心と刃

 『鬼滅の刃』の原画展に行きました。
 その時に思ったことのお話です。


 家族を鬼に惨殺された主人公が、鬼に変えられた妹を人間に戻す方法を探しながら、仲間と共に鬼と戦う。
 
 日本では知らない人の方が少ないかもしれないと思ってしまう程、大ヒットした国民的漫画のあらすじだ。

 かく言う私がこの漫画を読むきっかけになったのは映画である。
 「大ヒットしてるらしいし、観たいねぇ」とほとんど未履修の状態で、夫と軽い気持ちで映画館に入った。
 約2時間後、マスカラがほぼ落ちた。
 その数日後、本屋のお会計で初めて万を超えた。

 世の不条理、欲望や未熟さに抗うも、それらを受け入れることができず、ただ強さを求めた結果、無辜な人々に暴力を振るい、幸せを奪う、醜い姿となった鬼たち。

 世のため人のため、悲しみや苦しみ、悪しき物を根絶するため、理不尽なまでに不利な状況であろうと、どんなに強い相手にも、最期まで意志を貫き戦いきった柱たち。

 何度も己の弱さに直面し苛まれても、それから決して目を逸らさずに真正面から向き合い、鍛錬と経験を積み、自ら自分を鼓舞し、刃を振るい続けた主人公たち。

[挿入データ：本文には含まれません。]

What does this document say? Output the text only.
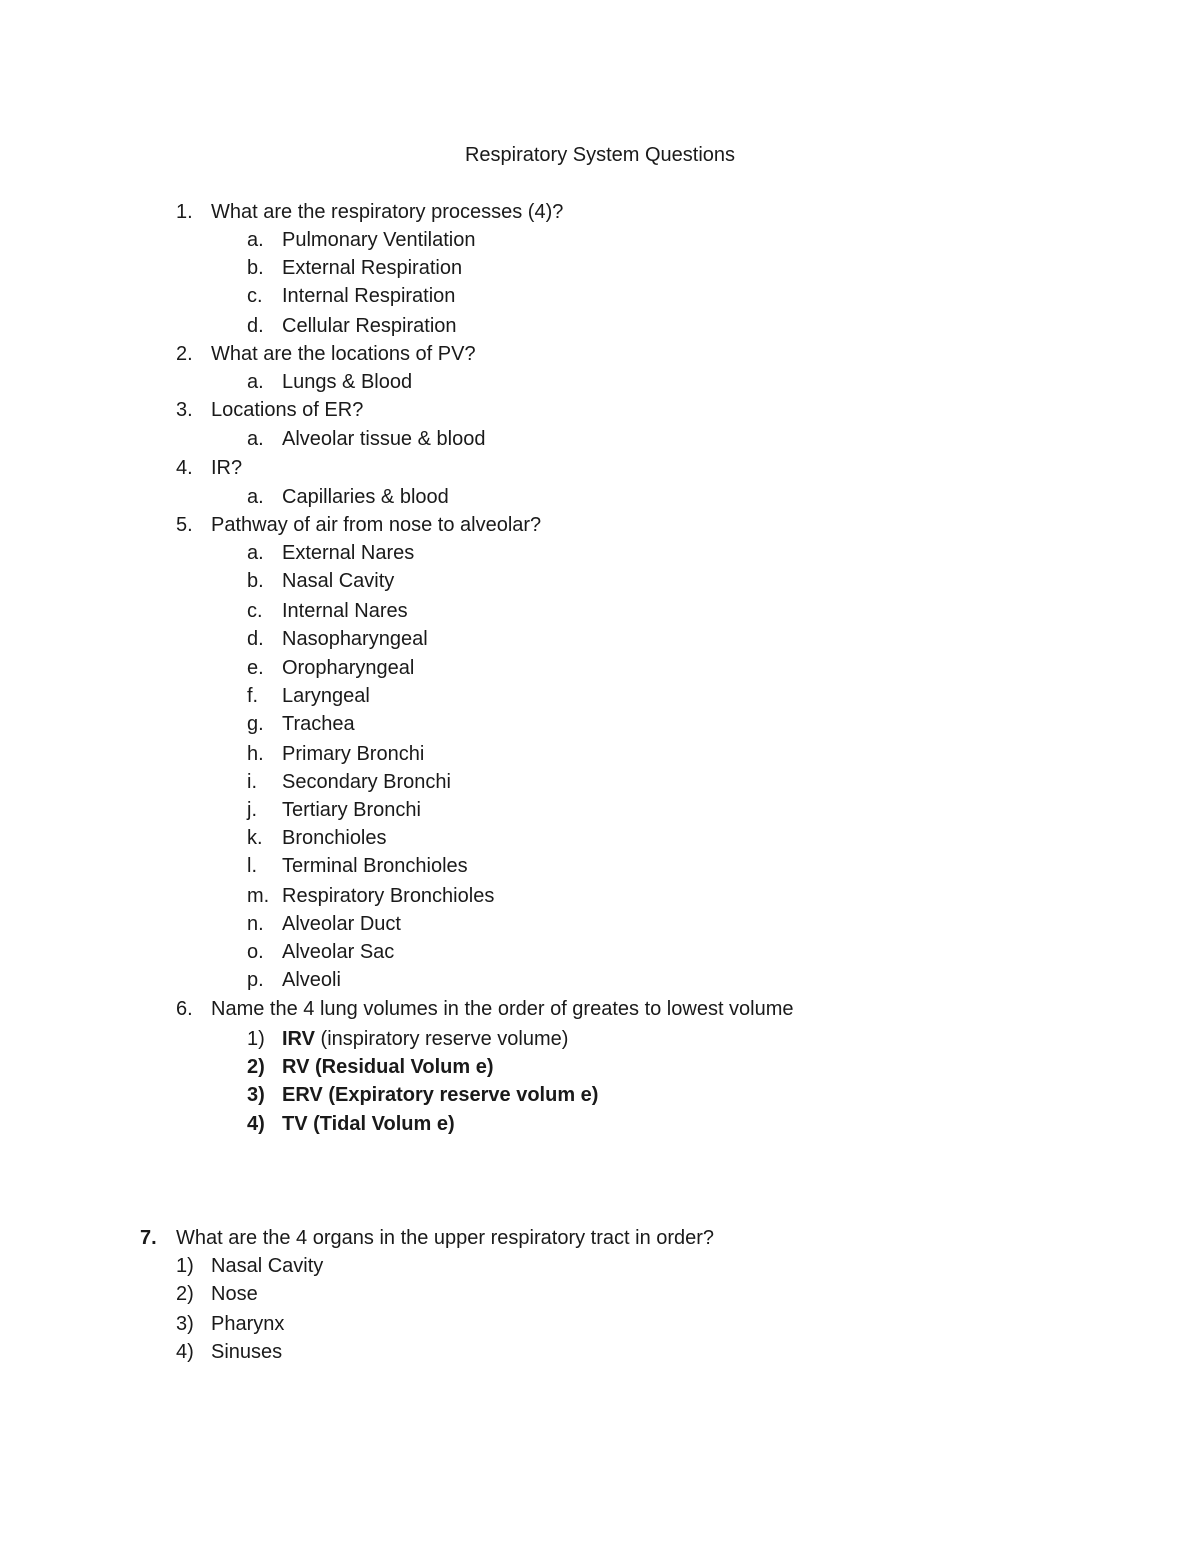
Respiratory System Questions
1. What are the respiratory processes (4)?
a. Pulmonary Ventilation
b. External Respiration
c. Internal Respiration
d. Cellular Respiration
2. What are the locations of PV?
a. Lungs & Blood
3. Locations of ER?
a. Alveolar tissue & blood
4. IR?
a. Capillaries & blood
5. Pathway of air from nose to alveolar?
a. External Nares
b. Nasal Cavity
c. Internal Nares
d. Nasopharyngeal
e. Oropharyngeal
f. Laryngeal
g. Trachea
h. Primary Bronchi
i. Secondary Bronchi
j. Tertiary Bronchi
k. Bronchioles
l. Terminal Bronchioles
m. Respiratory Bronchioles
n. Alveolar Duct
o. Alveolar Sac
p. Alveoli
6. Name the 4 lung volumes in the order of greates to lowest volume
1) IRV (inspiratory reserve volume)
2) RV (Residual Volum e)
3) ERV (Expiratory reserve volum e)
4) TV (Tidal Volum e)
7. What are the 4 organs in the upper respiratory tract in order?
1) Nasal Cavity
2) Nose
3) Pharynx
4) Sinuses
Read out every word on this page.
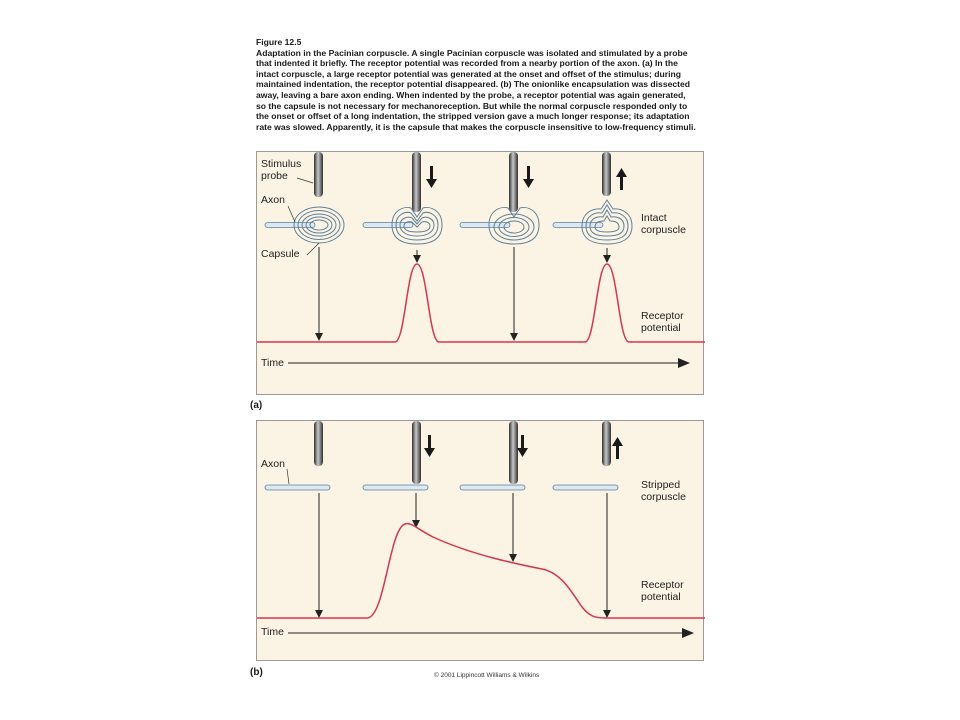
Figure 12.5
Adaptation in the Pacinian corpuscle. A single Pacinian corpuscle was isolated and stimulated by a probe that indented it briefly. The receptor potential was recorded from a nearby portion of the axon. (a) In the intact corpuscle, a large receptor potential was generated at the onset and offset of the stimulus; during maintained indentation, the receptor potential disappeared. (b) The onionlike encapsulation was dissected away, leaving a bare axon ending. When indented by the probe, a receptor potential was again generated, so the capsule is not necessary for mechanoreception. But while the normal corpuscle responded only to the onset or offset of a long indentation, the stripped version gave a much longer response; its adaptation rate was slowed. Apparently, it is the capsule that makes the corpuscle insensitive to low-frequency stimuli.
Stimulus
probe
Axon
Capsule
Intact
corpuscle
Receptor
potential
Time
(a)
Axon
Stripped
corpuscle
Receptor
potential
Time
(b)	© 2001 Lippincott Williams & Wilkins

 自分の弱さに絶望するまでに打ちのめされた時、「鬼」にならずにいられるのか。
 自分が死ぬかもしれない、諦めても仕方のない状況で、ここまで強くいられるのか。
 困難に直面して、未熟さを他者から追及され、また自ら実感してしまった時に、腐らずに、歩みを止めずにいられたか。

 この作品を読むたびに、自分の心も刃のように打ち直される感覚を覚える。
 心という刃の、弱い部分、曲がっている部分、綻んでいる部分と向き合い、それをひたすらに叩いてまっすぐにする。
 そして、再びその刃を引っ提げて、世の中の苦しみに立ち向かいながら、自分の信じる道を進んでいく。
 
 にわかで始まったが、本当の意味で強い自分であるために、今後の人生に不可欠な漫画の一つである。


 家のソファの横の手を伸ばしたら届く小さな本棚。そこに我が家の鬼滅はずらりと並んでいる。また全巻引っ張り出して、ローテーブルに積み上げて、ゆっくり読もうかな。